As of January 24, Binkley had spent $8 million of his own money to fund his campaign. Due to Binkley being Trump's only opponent, there was a spike in media interest in his campaign, with Newsweek, USA Today, and Deseret News running articles about him and his positions. Binkley received 536 votes in Nevada, or 0.9% of the vote, coming in a distant second place to Donald Trump with the remaining 99.1% or 59,545 votes. Binkley did not run in the Virgin Islands caucuses.

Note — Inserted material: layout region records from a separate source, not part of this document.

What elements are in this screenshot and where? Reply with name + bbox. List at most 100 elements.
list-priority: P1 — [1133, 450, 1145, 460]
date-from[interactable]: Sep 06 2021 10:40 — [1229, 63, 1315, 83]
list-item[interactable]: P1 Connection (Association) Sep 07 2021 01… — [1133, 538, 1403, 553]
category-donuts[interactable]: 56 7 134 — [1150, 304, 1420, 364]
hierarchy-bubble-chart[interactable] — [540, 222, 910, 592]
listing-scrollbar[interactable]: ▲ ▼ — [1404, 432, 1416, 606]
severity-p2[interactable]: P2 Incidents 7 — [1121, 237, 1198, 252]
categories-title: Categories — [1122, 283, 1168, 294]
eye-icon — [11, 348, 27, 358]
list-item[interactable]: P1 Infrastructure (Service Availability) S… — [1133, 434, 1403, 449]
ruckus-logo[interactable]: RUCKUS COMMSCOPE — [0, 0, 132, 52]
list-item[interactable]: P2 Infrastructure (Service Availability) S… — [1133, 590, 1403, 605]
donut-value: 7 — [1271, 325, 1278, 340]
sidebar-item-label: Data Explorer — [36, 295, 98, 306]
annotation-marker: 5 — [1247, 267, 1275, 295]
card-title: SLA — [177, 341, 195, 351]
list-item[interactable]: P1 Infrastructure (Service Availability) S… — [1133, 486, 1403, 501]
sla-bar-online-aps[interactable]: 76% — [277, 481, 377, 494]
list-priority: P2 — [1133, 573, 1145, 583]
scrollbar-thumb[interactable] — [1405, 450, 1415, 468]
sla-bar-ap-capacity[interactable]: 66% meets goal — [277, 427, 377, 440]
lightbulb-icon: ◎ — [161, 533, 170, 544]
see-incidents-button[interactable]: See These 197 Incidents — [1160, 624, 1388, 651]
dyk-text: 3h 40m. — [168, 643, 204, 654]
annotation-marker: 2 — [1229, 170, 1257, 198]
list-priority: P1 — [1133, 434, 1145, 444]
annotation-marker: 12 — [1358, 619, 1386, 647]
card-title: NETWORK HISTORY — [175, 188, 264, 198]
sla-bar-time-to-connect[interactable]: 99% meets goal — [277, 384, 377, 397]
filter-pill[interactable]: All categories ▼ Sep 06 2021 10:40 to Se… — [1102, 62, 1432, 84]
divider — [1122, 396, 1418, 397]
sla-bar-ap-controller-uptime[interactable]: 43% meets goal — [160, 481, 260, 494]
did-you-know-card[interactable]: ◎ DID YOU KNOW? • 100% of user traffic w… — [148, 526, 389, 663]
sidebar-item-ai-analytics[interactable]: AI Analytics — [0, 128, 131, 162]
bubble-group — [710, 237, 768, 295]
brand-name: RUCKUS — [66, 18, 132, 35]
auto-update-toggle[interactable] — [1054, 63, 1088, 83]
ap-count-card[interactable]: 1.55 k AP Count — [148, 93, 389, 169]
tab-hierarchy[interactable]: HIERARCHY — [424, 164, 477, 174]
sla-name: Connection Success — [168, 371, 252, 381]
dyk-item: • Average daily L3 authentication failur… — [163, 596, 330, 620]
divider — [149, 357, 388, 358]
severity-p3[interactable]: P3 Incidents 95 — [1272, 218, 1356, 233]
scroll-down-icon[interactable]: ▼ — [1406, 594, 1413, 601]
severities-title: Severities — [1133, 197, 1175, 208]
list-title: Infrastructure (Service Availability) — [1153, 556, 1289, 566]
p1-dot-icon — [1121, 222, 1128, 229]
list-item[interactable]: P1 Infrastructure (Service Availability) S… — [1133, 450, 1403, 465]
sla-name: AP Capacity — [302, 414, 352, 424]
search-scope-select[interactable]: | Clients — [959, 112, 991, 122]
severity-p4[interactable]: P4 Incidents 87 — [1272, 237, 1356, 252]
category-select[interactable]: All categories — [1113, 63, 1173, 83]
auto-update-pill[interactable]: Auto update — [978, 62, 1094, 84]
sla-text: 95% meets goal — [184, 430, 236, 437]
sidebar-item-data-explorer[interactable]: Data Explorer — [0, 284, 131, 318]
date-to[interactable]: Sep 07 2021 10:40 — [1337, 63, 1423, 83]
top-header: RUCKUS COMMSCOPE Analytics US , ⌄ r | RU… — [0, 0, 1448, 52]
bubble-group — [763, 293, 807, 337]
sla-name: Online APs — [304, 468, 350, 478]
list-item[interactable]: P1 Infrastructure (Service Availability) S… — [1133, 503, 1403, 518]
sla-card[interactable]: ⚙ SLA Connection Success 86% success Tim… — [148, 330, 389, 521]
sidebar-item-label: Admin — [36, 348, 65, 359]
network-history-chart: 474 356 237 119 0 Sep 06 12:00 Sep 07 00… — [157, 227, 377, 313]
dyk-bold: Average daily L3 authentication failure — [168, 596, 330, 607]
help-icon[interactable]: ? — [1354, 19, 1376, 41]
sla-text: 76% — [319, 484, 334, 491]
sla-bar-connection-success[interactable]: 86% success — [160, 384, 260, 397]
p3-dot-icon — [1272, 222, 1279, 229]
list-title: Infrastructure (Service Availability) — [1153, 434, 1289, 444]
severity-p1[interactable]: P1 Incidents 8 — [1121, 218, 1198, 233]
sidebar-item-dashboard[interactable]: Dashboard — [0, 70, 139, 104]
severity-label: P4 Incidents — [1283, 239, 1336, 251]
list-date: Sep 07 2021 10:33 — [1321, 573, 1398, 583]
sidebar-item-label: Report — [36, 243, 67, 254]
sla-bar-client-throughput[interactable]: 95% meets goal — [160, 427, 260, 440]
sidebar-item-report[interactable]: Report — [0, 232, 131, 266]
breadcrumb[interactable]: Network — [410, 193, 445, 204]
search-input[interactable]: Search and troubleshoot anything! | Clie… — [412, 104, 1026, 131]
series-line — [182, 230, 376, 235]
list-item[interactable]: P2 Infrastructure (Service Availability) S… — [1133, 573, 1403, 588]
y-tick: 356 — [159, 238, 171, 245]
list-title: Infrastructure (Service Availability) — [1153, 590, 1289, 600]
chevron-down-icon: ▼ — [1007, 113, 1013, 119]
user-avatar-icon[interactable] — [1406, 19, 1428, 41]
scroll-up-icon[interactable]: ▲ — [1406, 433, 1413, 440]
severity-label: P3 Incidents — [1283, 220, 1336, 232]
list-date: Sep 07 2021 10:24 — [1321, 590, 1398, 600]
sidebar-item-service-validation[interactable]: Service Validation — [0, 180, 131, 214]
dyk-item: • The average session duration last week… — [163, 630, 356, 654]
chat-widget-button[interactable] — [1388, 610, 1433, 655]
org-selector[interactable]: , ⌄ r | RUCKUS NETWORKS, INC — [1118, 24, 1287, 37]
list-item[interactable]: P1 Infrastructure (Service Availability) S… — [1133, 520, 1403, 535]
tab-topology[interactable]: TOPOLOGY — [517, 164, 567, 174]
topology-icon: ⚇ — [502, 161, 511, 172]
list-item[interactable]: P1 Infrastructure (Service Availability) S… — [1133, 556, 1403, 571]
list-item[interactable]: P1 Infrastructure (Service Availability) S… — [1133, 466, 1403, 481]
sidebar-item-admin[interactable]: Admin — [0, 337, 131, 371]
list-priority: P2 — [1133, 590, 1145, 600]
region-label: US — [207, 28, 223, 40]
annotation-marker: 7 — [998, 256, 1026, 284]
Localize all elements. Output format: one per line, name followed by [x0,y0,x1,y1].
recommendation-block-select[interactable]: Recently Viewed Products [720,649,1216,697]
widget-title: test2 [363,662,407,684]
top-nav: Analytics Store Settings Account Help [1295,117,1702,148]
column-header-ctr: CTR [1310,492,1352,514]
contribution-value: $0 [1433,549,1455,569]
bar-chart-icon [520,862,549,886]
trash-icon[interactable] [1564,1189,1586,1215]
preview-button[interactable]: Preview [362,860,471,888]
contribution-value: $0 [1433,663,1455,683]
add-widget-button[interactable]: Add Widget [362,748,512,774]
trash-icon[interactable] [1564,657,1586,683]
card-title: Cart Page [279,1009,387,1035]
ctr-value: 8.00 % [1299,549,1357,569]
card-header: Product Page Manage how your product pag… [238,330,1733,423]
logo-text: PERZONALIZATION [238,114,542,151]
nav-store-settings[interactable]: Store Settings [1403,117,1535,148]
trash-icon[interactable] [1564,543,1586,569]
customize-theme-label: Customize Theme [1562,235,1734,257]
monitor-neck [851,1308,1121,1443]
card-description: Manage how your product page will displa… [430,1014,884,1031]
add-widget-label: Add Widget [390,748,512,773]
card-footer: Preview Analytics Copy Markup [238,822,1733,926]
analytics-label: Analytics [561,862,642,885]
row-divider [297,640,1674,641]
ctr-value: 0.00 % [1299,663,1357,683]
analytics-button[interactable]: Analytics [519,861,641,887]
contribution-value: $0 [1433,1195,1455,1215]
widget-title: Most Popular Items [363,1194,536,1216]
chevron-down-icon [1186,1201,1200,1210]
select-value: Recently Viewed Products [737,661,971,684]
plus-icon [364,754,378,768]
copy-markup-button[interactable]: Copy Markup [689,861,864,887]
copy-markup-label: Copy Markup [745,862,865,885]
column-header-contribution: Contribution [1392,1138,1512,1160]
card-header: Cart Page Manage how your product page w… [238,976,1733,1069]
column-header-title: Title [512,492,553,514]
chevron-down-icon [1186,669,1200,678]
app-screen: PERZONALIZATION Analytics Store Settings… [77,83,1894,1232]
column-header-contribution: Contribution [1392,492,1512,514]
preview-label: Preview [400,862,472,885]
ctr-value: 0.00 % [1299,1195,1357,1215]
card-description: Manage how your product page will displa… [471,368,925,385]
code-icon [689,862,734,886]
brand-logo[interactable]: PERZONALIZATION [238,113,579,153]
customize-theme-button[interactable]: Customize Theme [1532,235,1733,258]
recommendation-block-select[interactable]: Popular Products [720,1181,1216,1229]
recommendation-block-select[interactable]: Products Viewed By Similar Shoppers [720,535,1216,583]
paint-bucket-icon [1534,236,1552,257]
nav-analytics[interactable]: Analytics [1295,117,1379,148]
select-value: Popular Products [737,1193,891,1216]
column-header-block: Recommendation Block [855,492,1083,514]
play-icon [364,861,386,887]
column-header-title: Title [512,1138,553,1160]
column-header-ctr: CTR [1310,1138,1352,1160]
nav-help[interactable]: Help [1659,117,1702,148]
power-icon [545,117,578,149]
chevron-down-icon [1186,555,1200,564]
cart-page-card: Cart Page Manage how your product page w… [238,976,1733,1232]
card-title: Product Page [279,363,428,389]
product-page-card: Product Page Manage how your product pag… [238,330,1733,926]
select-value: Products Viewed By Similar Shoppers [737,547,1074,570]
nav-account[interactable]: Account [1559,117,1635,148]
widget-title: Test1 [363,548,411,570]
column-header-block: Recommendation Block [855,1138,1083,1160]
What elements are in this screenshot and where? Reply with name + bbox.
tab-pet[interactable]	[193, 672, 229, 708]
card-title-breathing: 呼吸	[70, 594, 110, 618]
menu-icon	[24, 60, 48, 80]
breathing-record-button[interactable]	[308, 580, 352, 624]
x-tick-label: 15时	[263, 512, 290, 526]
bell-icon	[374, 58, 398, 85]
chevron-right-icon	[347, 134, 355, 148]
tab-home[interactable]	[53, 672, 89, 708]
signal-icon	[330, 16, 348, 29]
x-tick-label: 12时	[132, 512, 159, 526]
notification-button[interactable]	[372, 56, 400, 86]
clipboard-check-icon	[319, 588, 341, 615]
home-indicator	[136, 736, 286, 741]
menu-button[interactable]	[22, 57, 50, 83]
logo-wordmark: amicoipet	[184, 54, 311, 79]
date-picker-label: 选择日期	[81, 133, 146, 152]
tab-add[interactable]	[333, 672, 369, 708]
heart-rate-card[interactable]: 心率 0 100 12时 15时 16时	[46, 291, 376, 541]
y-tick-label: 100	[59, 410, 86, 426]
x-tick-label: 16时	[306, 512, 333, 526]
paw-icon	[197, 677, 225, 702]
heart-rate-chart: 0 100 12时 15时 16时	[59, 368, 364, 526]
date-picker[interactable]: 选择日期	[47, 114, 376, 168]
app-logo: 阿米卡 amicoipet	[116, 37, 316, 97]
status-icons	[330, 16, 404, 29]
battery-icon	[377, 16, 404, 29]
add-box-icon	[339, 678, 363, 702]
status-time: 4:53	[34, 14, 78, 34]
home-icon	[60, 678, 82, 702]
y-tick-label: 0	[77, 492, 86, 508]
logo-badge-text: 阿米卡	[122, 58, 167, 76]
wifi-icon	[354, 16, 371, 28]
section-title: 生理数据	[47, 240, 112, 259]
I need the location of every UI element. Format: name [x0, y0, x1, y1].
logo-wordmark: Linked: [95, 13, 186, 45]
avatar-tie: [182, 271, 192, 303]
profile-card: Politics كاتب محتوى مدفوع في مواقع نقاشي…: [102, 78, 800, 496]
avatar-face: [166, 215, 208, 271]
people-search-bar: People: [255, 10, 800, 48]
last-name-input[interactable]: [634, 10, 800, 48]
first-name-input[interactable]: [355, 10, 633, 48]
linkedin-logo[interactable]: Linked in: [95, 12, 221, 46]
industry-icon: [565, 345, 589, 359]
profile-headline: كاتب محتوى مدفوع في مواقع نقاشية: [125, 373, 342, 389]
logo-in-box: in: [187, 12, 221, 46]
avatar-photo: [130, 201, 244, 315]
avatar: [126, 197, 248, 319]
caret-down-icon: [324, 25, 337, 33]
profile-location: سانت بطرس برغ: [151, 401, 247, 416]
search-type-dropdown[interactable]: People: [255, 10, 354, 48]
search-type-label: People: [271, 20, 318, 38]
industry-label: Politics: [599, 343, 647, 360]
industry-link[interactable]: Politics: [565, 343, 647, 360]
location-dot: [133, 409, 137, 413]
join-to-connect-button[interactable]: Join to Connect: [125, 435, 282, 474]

===South Carolina primary===

Binkley was one of five candidates on the 2024 South Carolina Republican presidential primary ballot. Binkley traveled to South Carolina a week ahead of the primary to campaign, starting on February 15, centering on his evangelical Protestant upbringing and job as a pastor, while also running on a platform of "reclaiming" cities and urban areas from the Democrats, stating that "[The Republican Party doesn't] have a message for the poor, immigrants, for the changing multicultural electorate for our country, which is growing, and young people. I do." Binkley would receive 527 votes, or 0.1% of the electorate.

===Michigan primary===

Binkley started campaigning on February 25 for the February 27 primary, prioritizing fiscal responsibility and paying off the national debt in his campaigning in the state. He suspended his campaign on the day of the Michigan primary and endorsed Trump.

==2026 congressional campaign==

On August 6, 2025, Binkley announced that he would run to represent Texas's 32nd congressional district in 2026. He finished a distant second to Jace Yarbrough in the Republican primary on March 3, 2026. Binkley and Yarbrough would have advanced to a runoff, but Binkley withdrew his candidacy two weeks later.

== Political views ==
=== Racial justice ===
Binkley participated in Iowa's Brown & Black Presidential Forum in January 2024, the only Republican candidate to do so. He said he attended because of a "deep need for reconciliation in our nation, not just politically, economically, but certainly racially." He also said the Republican Party needed better outreach to minorities, young voters, and major cities. In campaign stops, Binkley said Republicans should develop messages for "the poor, immigrants, [and] the changing multicultural electorate," and do more in urban areas. At the Iowa State Fair in August 2023, he noted that about 40% of Americans belong to a racial minority and urged the party to adapt.

=== Donald Trump ===
Binkley ran against Donald Trump in the 2024 Republican primaries. He announced his candidacy in April 2023 and said he could defeat Trump despite no prior elected office. His campaign focused on unity and bipartisanship. Binkley said no Republican since Ronald Reagan had bridged partisan divides and that Trump's leadership had not fixed issues like health care, support for the working poor, or national division. He said Trump's continued role would mean "the division in our country is going to continue," pointing to divisive rhetoric and lack of emphasis on unity. When Binkley suspended his 2024 campaign, he endorsed Trump.

==Personal life==
His wife, Ellie, was born in South Korea. The two were married at Victory World Church in Georgia in the late 1990s. They have five children. Binkley is a major donor to Baylor University, where two of his children attend.

In 2019, the Hugh O'Brian Youth Leadership Foundation awarded Binkley with the Albert Schweitzer Leadership Award for "exemplary leadership professionally and personally". Binkley and Generational Group have contributed donations to organizations supporting Dallas youth and families in Uganda and Tanzania. He has also received industry awards for his work with Generational Group.